Viva Las Vegas! Where the neon signs flash your name, the one-arm bandits cash in, all those hopes down the drain… … …
Morecambe Bay is finis terrae. Beyond the quicksand, there is nothing. Only the end of the Kingdom, and the beginning of Alfred Kubin’s Other Side. Prophetically written a few years before the beginning of the Great War, the novel tells a world “burdened with a permanent mystery, conceived as a mosaic of ruins, antiquities, and decrepit and corroded remainders of the past.”
The failure of the Cop25, the world climate conference, and the Brexit to come after the British elections, resulting in the disintegration of Europe, are linked. They are the latest declaration of war by catastrophic capitalism. Yet another repeated attack in Sarajevo. The endless casus belli.

“Brexit as the first step of the dismemberment of Europe, one of the mainstays of the post-war order, will mark the beginning of a phase of extraordinary instability. A bit like the suspension of the convertibility of the pound to gold in 1914 marked the beginning of a phase of instability culminating in the first (and then second) World War, so we are witnessing the long agony of the geo-monetary order after World War II. It will be anything but pleasant. What frightens me is that, even in the last century, it was necessary to go through the worst nightmares to become human again,” Francesca Coin says.

The journey at the end of the night of the Kingdom’s dissolution and the end of Europe ends in front of the Old Pier Bookshop. A Borgesian labyrinth library of infinite dimensions, containing all the books ever published since the dawn of time.

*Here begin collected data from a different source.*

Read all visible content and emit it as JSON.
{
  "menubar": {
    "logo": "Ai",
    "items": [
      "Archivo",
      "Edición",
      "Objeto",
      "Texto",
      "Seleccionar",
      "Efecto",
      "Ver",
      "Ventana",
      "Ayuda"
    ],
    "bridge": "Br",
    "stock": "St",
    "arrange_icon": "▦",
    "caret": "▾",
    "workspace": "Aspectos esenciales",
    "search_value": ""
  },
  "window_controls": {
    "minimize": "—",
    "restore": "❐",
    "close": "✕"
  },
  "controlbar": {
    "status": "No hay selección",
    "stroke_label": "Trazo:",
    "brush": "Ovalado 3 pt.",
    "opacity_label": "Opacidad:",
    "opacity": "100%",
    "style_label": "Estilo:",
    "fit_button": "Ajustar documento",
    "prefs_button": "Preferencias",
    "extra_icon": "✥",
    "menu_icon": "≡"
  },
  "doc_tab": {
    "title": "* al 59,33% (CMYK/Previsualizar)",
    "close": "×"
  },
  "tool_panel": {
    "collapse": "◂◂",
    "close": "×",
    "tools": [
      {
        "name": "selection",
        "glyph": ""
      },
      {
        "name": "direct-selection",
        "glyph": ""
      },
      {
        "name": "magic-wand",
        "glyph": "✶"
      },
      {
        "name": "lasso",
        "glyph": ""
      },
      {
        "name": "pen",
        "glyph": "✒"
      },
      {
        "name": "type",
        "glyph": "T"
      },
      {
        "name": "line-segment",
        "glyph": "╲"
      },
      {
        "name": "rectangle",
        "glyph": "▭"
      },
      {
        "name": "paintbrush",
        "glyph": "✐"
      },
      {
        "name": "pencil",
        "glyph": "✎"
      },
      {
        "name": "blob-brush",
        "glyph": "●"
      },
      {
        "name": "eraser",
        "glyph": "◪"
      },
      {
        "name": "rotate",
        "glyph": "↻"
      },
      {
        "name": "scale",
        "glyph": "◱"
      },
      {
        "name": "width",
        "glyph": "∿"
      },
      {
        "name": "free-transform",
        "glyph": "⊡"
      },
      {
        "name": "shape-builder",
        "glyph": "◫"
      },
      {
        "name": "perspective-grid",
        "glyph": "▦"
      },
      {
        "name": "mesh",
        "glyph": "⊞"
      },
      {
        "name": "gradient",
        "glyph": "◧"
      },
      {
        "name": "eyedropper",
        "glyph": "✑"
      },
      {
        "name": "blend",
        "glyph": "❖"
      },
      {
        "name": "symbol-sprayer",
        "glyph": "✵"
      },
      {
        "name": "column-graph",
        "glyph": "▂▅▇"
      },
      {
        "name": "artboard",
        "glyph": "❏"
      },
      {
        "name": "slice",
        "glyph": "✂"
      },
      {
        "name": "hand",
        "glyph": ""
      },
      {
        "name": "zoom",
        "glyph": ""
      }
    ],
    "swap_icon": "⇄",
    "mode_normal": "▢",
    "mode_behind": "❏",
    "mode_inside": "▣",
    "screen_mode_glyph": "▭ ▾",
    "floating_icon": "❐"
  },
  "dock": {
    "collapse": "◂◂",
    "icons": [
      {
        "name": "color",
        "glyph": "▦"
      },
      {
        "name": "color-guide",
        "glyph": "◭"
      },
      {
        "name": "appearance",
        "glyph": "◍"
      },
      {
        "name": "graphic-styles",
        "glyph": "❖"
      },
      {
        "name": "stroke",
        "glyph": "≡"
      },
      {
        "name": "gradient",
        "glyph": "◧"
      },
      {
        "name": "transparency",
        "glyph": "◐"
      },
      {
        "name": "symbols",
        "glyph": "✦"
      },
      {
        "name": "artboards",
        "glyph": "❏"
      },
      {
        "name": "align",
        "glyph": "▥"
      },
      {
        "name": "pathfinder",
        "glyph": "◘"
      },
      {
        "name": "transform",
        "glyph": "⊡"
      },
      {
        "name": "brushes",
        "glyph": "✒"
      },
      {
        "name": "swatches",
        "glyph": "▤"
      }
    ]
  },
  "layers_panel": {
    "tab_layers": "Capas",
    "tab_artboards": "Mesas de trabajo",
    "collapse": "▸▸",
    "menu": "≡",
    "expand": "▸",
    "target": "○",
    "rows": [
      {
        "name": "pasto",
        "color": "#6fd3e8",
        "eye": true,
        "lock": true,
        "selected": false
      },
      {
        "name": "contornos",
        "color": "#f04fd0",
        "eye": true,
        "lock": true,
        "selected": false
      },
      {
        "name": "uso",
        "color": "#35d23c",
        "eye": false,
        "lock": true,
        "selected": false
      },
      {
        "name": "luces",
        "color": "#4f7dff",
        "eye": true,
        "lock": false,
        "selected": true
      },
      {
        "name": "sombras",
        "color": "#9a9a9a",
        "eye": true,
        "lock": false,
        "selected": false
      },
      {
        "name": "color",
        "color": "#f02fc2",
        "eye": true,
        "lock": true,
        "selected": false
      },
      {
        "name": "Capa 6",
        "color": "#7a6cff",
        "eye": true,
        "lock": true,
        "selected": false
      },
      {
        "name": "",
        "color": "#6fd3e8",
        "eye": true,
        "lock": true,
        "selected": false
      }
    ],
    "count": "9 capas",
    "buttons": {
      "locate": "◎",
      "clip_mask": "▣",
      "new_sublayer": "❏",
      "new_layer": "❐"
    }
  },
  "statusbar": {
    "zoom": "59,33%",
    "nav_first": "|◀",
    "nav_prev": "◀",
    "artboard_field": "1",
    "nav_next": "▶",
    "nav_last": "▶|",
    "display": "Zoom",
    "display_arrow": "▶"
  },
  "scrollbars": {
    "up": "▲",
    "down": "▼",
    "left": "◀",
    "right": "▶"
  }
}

Ronnie, the bookseller, shows a copy of the second original edition of George Orwell’s The road to Wigan pier, which had identified the end of the Kingdom at the time of its greatest expansion.
He had fought Fascism not only in Catalonia in 1936, by taking up arms against the Bando Nacional, but also and above all at home, identifying the adherence of the British white working class to the imperial ideology as the seeds of its defeat.

“I can’t sleep at night because of what happened: one day, we will wake up and realise we have been fooled. It is easy to repeat the mistakes of the past, if you no longer remember them. And we know what happens when Europe is not united. How long has it been since we have seen war between European countries, how much longer can peace last?” Ronnie wonders.

Quicksand has swallowed up all hope. Andy Capp is getting ready for war.